Cette situation est aggravée par l’afflux de milliers de personnes déplacées dans la zone, explique Gyslaine Kahindo, membre de la société civile de Kibirizi. Elle appelle à une intervention de toute urgence :
« À Kibirizi, ces déplacements nocturnes exposent particulièrement les femmes et les jeunes filles à des risques accrus d’agressions sexuelles.
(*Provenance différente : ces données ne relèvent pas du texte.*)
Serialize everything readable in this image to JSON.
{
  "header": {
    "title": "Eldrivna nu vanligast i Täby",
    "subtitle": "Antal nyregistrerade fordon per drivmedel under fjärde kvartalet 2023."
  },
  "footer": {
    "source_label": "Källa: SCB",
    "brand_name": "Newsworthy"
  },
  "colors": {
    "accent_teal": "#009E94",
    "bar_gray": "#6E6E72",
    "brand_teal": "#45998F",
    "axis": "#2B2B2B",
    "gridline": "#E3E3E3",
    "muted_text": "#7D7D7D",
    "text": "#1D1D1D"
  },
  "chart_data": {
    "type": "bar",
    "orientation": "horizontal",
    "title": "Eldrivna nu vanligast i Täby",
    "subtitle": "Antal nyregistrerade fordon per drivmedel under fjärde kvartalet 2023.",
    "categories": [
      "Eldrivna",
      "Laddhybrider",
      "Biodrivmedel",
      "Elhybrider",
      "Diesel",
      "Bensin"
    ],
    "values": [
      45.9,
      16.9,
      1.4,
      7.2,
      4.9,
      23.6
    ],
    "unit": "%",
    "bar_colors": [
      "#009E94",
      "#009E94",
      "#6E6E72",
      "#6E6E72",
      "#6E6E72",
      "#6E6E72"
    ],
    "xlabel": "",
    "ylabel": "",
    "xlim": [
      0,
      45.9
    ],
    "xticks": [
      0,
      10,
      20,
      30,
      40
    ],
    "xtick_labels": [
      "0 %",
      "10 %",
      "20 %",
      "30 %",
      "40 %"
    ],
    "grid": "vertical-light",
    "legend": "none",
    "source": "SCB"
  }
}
La crise est également accentuée par l’arrivée massive de déplacés en provenance des villages environnants, exerçant une pression supplémentaire sur des ressources hydriques déjà très limitées. Dans les structures sanitaires, les conséquences se font durement ressentir. Certains patients passent plusieurs jours sans pouvoir se laver, tandis que des cas de décès liés à la déshydratation auraient été enregistrés. La population réclame une assistance humanitaire urgente ».
Selon le comité local d’adduction d’eau de Kibirizi, cette pénurie dure depuis plus d’un mois. En cause : des conditions météorologiques défavorables qui ont considérablement réduit le niveau du captage d’eau construit par l’ONG Mercy Corps.
À cela s’ajoutent des pannes récurrentes sur les conduites alimentant Kibirizi.
Zacharie Kamate, membre dudit comité, indique que trois nouveaux captages de renfort ont récemment été aménagés dans les montagnes de Kanyatsi, qui surplombent l’agglomération. Toutefois, le manque de tuyaux destinés au réseau de transport empêche encore leur interconnexion avec l’ancien ouvrage d’adduction installé par Mercy Corps.
Cette pénurie sévère d’eau potable frappe depuis trois semaines l’agglomération de Kibirizi. Selon des sources locales, les bornes-fontaines aménagées par l’ONG Mercy Corps restent à sec pendant la journée, obligeant les habitants à parcourir plusieurs kilomètres pour atteindre des ruisseaux et des sources non aménagées, avec tous les risques sanitaires que cela comporte.